OK, maybe not brilliant. What I would have done would have been to call timeout with :40 left and set up a play to get a first down, and then take a few shots towards the end zone. But, if you take that kind of play out of the equation, the decision to take one shot to the end zone and, if necessary, a field goal attempt, was great.
An acquaintance here was criticizing Miles, and was wondering how I could stand to have a coach who was so stupid. I gave him the timeline of the play (the call gets to the huddle at :18; the snap comes at :09; the ball is thrown at :07; Byrd catches it at :04; clocks runs to :01) and told him that under those circumstances, and with a 5th year senior at QB, there was no chance of the clock running out, and if it had, there would have been a video review. He told me, "Most coaches, in that situation, would have run the ball to the middle of the field and called timeout to kick a field goal."
If true, most coaches are damn fools. Here's why:
- College kickers are extremely unreliable. If you saw Ryan Succop of South Carolina, one of the best kickers in the SEC, miss an overtime, tying 41 yard field goal by about 7-10 yards two nights ago, you saw an illustration of how unreliable college kickers are. And he's one of the BEST. Our kicker is middling at best. Every time I see a college coach deliberately decide to put a game in the hands of his kickers, I wonder if that coach actually watches football. I'm not talking about situations where you have one play to win a game here. I'm talking about coaches who get close to the end zone and then decide to run it to the middle and set up a field goal. Those coaches are playing with fire because quite a lot of kicks are shanked or get blocked, or are simply missed.
- It was the absolute last thing Auburn was expecting. That gave it a fairly good chance of success, and while the DB on the play was able to keep up with Byrd, he was completely turned around and had absolutely no help. The risk of an interception was minimal (much less, I would say, than the risk of missing a long field goal).
- They were absolutely in control of the timing of the play. As Miles revealed, there was only one read on the play. If there was safety help on Byrd, Flynn was to throw it away. If there was not, Flynn was to fling it to him. And as shown, the ball reached Byrd with :04 to play. Believe it or not, coaches generally have a good idea of how long it takes to run a play, particularly a bang-bang play like that, and they know it doesn't take 9 seconds.
- "But what if it was tipped and batted around?" Have you ever seen a ball batted around for 4 seconds?
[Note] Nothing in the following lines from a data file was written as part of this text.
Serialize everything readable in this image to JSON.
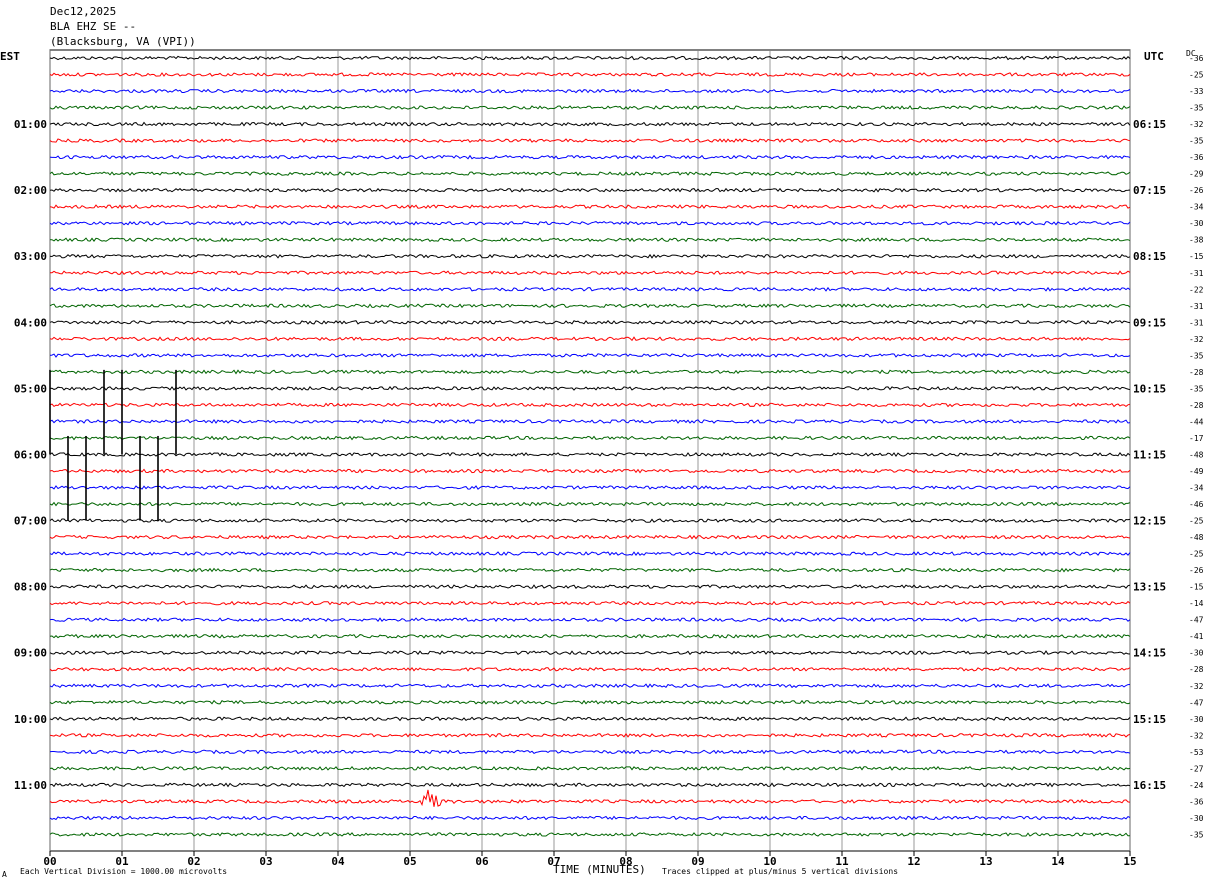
{
  "header": {
    "date": "Dec12,2025",
    "station": "BLA EHZ SE --",
    "location": "(Blacksburg, VA (VPI))"
  },
  "left_axis_title": "EST",
  "right_axis_title": "UTC",
  "dc_title": "DC",
  "footer": {
    "scale_note": "Each Vertical Division = 1000.00 microvolts",
    "x_title": "TIME (MINUTES)",
    "clip_note": "Traces clipped at plus/minus 5 vertical divisions",
    "corner_mark": "A"
  },
  "colors": {
    "black": "#000000",
    "red": "#ff0000",
    "blue": "#0000ff",
    "green": "#006400",
    "grid": "#808080"
  },
  "chart_data": {
    "type": "line",
    "title": "",
    "xlabel": "TIME (MINUTES)",
    "x_ticks": [
      "00",
      "01",
      "02",
      "03",
      "04",
      "05",
      "06",
      "07",
      "08",
      "09",
      "10",
      "11",
      "12",
      "13",
      "14",
      "15"
    ],
    "xlim": [
      0,
      15
    ],
    "trace_count": 48,
    "trace_color_cycle": [
      "black",
      "red",
      "blue",
      "green"
    ],
    "left_hour_labels": [
      "01:00",
      "02:00",
      "03:00",
      "04:00",
      "05:00",
      "06:00",
      "07:00",
      "08:00",
      "09:00",
      "10:00",
      "11:00"
    ],
    "right_hour_labels": [
      "06:15",
      "07:15",
      "08:15",
      "09:15",
      "10:15",
      "11:15",
      "12:15",
      "13:15",
      "14:15",
      "15:15",
      "16:15"
    ],
    "dc_offsets": [
      "-36",
      "-25",
      "-33",
      "-35",
      "-32",
      "-35",
      "-36",
      "-29",
      "-26",
      "-34",
      "-30",
      "-38",
      "-15",
      "-31",
      "-22",
      "-31",
      "-31",
      "-32",
      "-35",
      "-28",
      "-35",
      "-28",
      "-44",
      "-17",
      "-48",
      "-49",
      "-34",
      "-46",
      "-25",
      "-48",
      "-25",
      "-26",
      "-15",
      "-14",
      "-47",
      "-41",
      "-30",
      "-28",
      "-32",
      "-47",
      "-30",
      "-32",
      "-53",
      "-27",
      "-24",
      "-36",
      "-30",
      "-35"
    ],
    "events": [
      {
        "trace": 45,
        "minute": 5.25,
        "description": "seismic burst (red trace)"
      }
    ],
    "spikes": [
      {
        "minute": 0.0,
        "start_trace": 19,
        "end_trace": 24
      },
      {
        "minute": 0.75,
        "start_trace": 19,
        "end_trace": 24
      },
      {
        "minute": 1.0,
        "start_trace": 19,
        "end_trace": 24
      },
      {
        "minute": 1.75,
        "start_trace": 19,
        "end_trace": 24
      },
      {
        "minute": 0.25,
        "start_trace": 23,
        "end_trace": 28
      },
      {
        "minute": 0.5,
        "start_trace": 23,
        "end_trace": 28
      },
      {
        "minute": 1.25,
        "start_trace": 23,
        "end_trace": 28
      },
      {
        "minute": 1.5,
        "start_trace": 23,
        "end_trace": 28
      }
    ]
  }
}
Oh, you have? Have you ever seen a ball batted around for 4 seconds with only two people in the picture? I'm betting you haven't.
- What if Flynn had been sacked? Well, the play was designed to get the ball of quickly, so the risk of that wasn't all that great. But if he had been sacked, we would have called timeout and kicked a field goal.
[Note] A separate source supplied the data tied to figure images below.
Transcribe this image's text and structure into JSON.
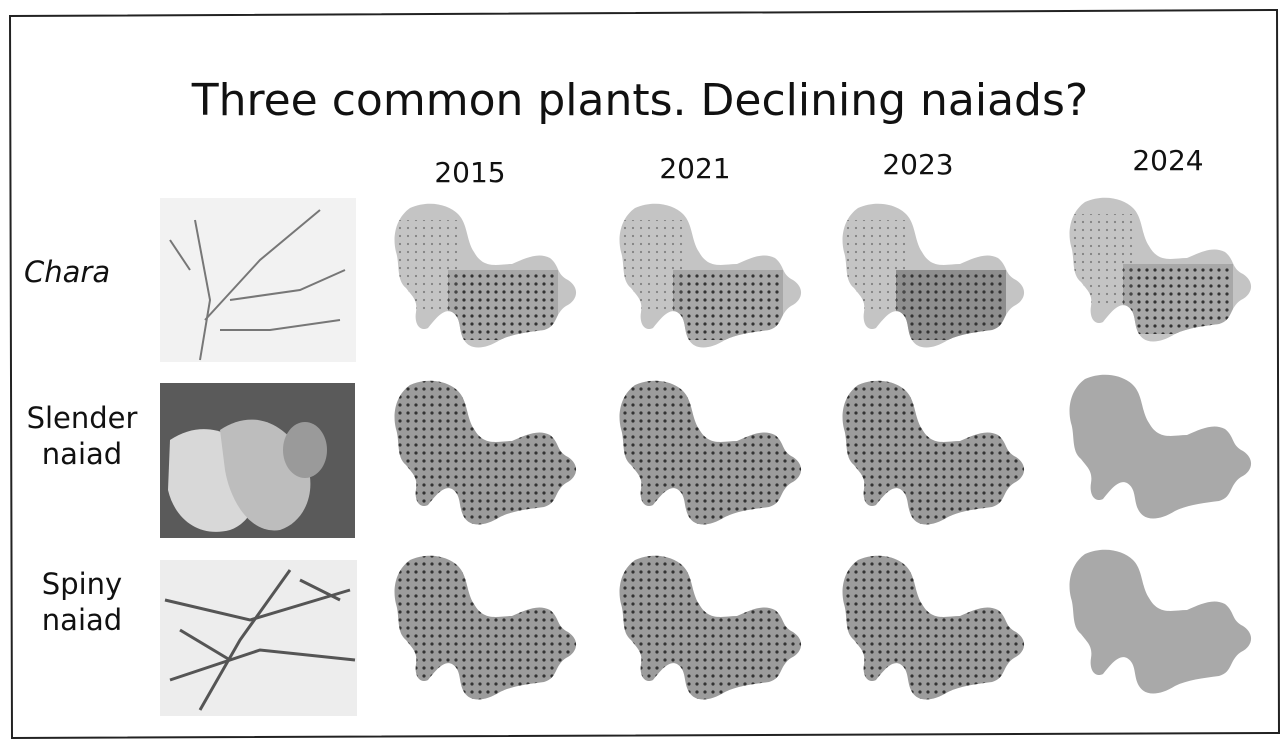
{
  "title": "Three common plants. Declining naiads?",
  "columns": [
    "2015",
    "2021",
    "2023",
    "2024"
  ],
  "rows": [
    {
      "label": "Chara"
    },
    {
      "label": "Slender naiad"
    },
    {
      "label": "Spiny naiad"
    }
  ]
}
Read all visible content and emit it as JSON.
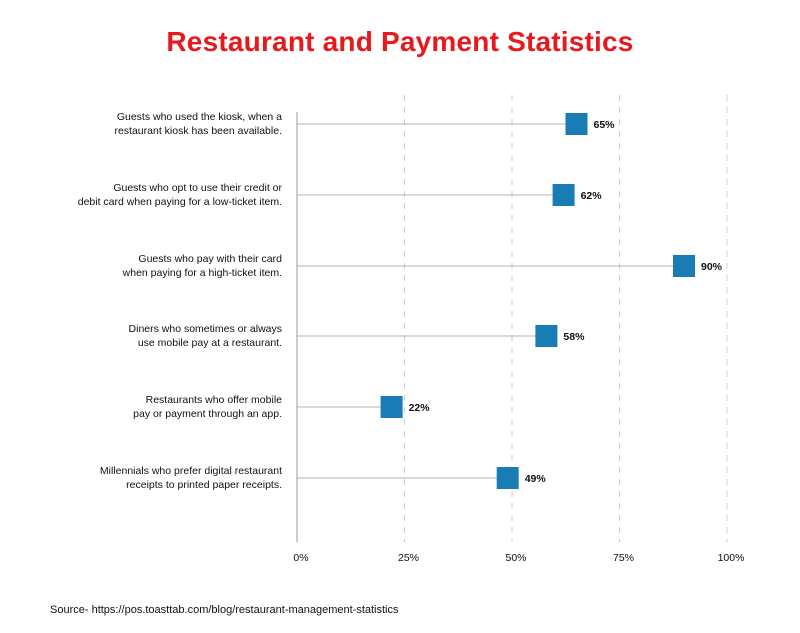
{
  "chart_data": {
    "type": "dot",
    "title": "Restaurant and Payment Statistics",
    "categories": [
      [
        "Guests who used the kiosk, when a",
        "restaurant kiosk has been available."
      ],
      [
        "Guests who opt to use their credit or",
        "debit card when paying for a low-ticket item."
      ],
      [
        "Guests who pay with their card",
        "when paying for a high-ticket item."
      ],
      [
        "Diners who sometimes or always",
        "use mobile pay at a restaurant."
      ],
      [
        "Restaurants who offer mobile",
        "pay or payment through an app."
      ],
      [
        "Millennials who prefer digital restaurant",
        "receipts to printed paper receipts."
      ]
    ],
    "values": [
      65,
      62,
      90,
      58,
      22,
      49
    ],
    "value_labels": [
      "65%",
      "62%",
      "90%",
      "58%",
      "22%",
      "49%"
    ],
    "xlim": [
      0,
      100
    ],
    "xticks": [
      0,
      25,
      50,
      75,
      100
    ],
    "xtick_labels": [
      "0%",
      "25%",
      "50%",
      "75%",
      "100%"
    ],
    "grid": true,
    "source": "Source- https://pos.toasttab.com/blog/restaurant-management-statistics"
  },
  "colors": {
    "title": "#e8191c",
    "marker": "#1a7cb5",
    "stem": "#b3b3b3",
    "grid": "#cccccc",
    "axis": "#999999"
  }
}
- In addition to some inherent risks of running a pass play (sack, interception), there was also a good chance that the defender would get a pass interference penalty, setting up a relatively easy field on the final play. In fact, it appears from replays that had the ball fallen incomplete, there very well may have been a flag for interference.
In other news: Rumors continue to swirl about the incident at the Varsity. People claiming inside information say all sorts of things. I'm prepared and ready for anything to happen, but as of right now there is really nothing to report on it.